Ainsi, En bleu adorable est un manifeste poétique mais dessine dans le même temps une sorte d’autoportrait subtil, posant et répondant pas à pas à la question qui suis-je ? Parce que le poète, trop pudique pour y répondre frontalement, se peint tout au long du livre par touches impressionnistes à travers tous les autres, et comme traversé par leur flux. La réponse à cette question à la fois singulière et universelle est à lire surtout dans la parole poétique essaimée au fil du recueil, avec son humilité J’ai la chance de mener une vie tranquille, celle que chacun mérite, en ce monde visible (…) ; sa fierté (…) On est prince et les jours sont nombreux comme le sable ; ses fulgurances (…) la mer aux cheveux dénoués s’offre à l’enfance matinale.

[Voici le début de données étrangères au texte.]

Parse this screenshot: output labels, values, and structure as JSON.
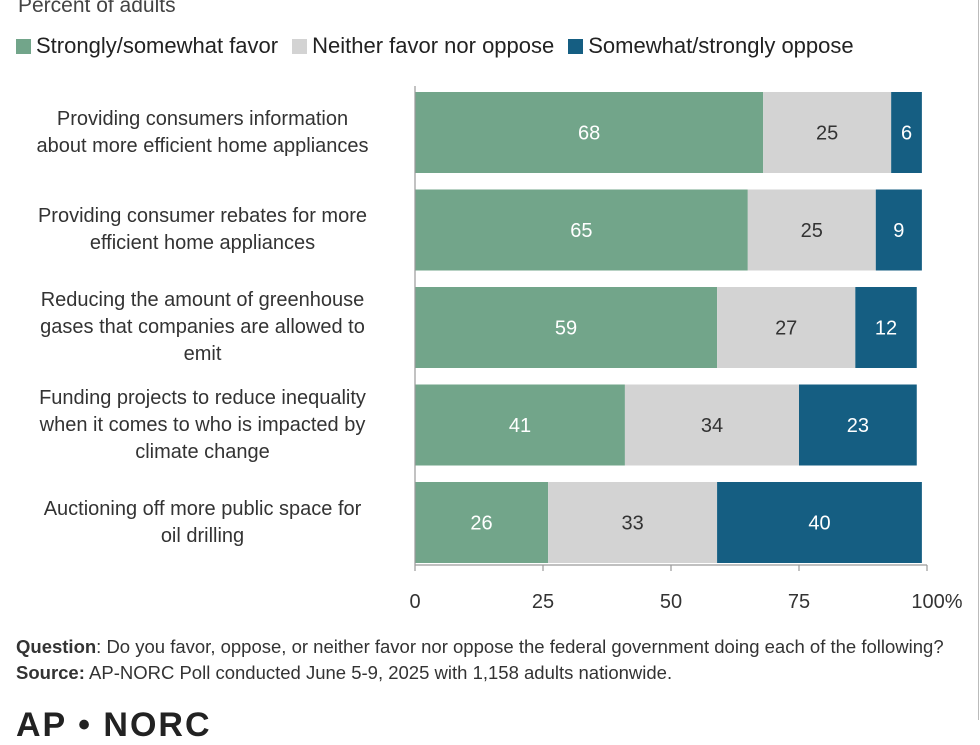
{
  "subtitle": "Percent of adults",
  "legend": [
    {
      "label": "Strongly/somewhat favor",
      "color": "#72a58a"
    },
    {
      "label": "Neither favor nor oppose",
      "color": "#d3d3d3"
    },
    {
      "label": "Somewhat/strongly oppose",
      "color": "#155e82"
    }
  ],
  "chart_data": {
    "type": "bar",
    "orientation": "horizontal",
    "stacked": true,
    "categories": [
      "Providing consumers information about more efficient home appliances",
      "Providing consumer rebates for more efficient home appliances",
      "Reducing the amount of greenhouse gases that companies are allowed to emit",
      "Funding projects to reduce inequality when it comes to who is impacted by climate change",
      "Auctioning off more public space for oil drilling"
    ],
    "category_lines": [
      [
        "Providing consumers information",
        "about more efficient home appliances"
      ],
      [
        "Providing consumer rebates for more",
        "efficient home appliances"
      ],
      [
        "Reducing the amount of greenhouse",
        "gases that companies are allowed to",
        "emit"
      ],
      [
        "Funding projects to reduce inequality",
        "when it comes to who is impacted by",
        "climate change"
      ],
      [
        "Auctioning off more public space for",
        "oil drilling"
      ]
    ],
    "series": [
      {
        "name": "Strongly/somewhat favor",
        "color": "#72a58a",
        "label_color": "#ffffff",
        "values": [
          68,
          65,
          59,
          41,
          26
        ]
      },
      {
        "name": "Neither favor nor oppose",
        "color": "#d3d3d3",
        "label_color": "#333333",
        "values": [
          25,
          25,
          27,
          34,
          33
        ]
      },
      {
        "name": "Somewhat/strongly oppose",
        "color": "#155e82",
        "label_color": "#ffffff",
        "values": [
          6,
          9,
          12,
          23,
          40
        ]
      }
    ],
    "xlim": [
      0,
      100
    ],
    "xticks": [
      "0",
      "25",
      "50",
      "75",
      "100%"
    ],
    "legend_position": "top",
    "grid": false
  },
  "footer": {
    "question_label": "Question",
    "question_text": ": Do you favor, oppose, or neither favor nor oppose the federal government doing each of the following?",
    "source_label": "Source:",
    "source_text": " AP-NORC Poll conducted June 5-9, 2025 with 1,158 adults nationwide."
  },
  "logo": "AP • NORC"
}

Dépouillement, épure, tout se condense dans les dernières pages, c’est la poésie pure qui se déploie, détient le dernier mot, affirmant souverainement une habitation poétique de soi et du monde, que l’on épuiserait à citer ou expliciter.

À chacune et chacun de faire advenir et vibrer cette poésie dans le silence et la profondeur des pages.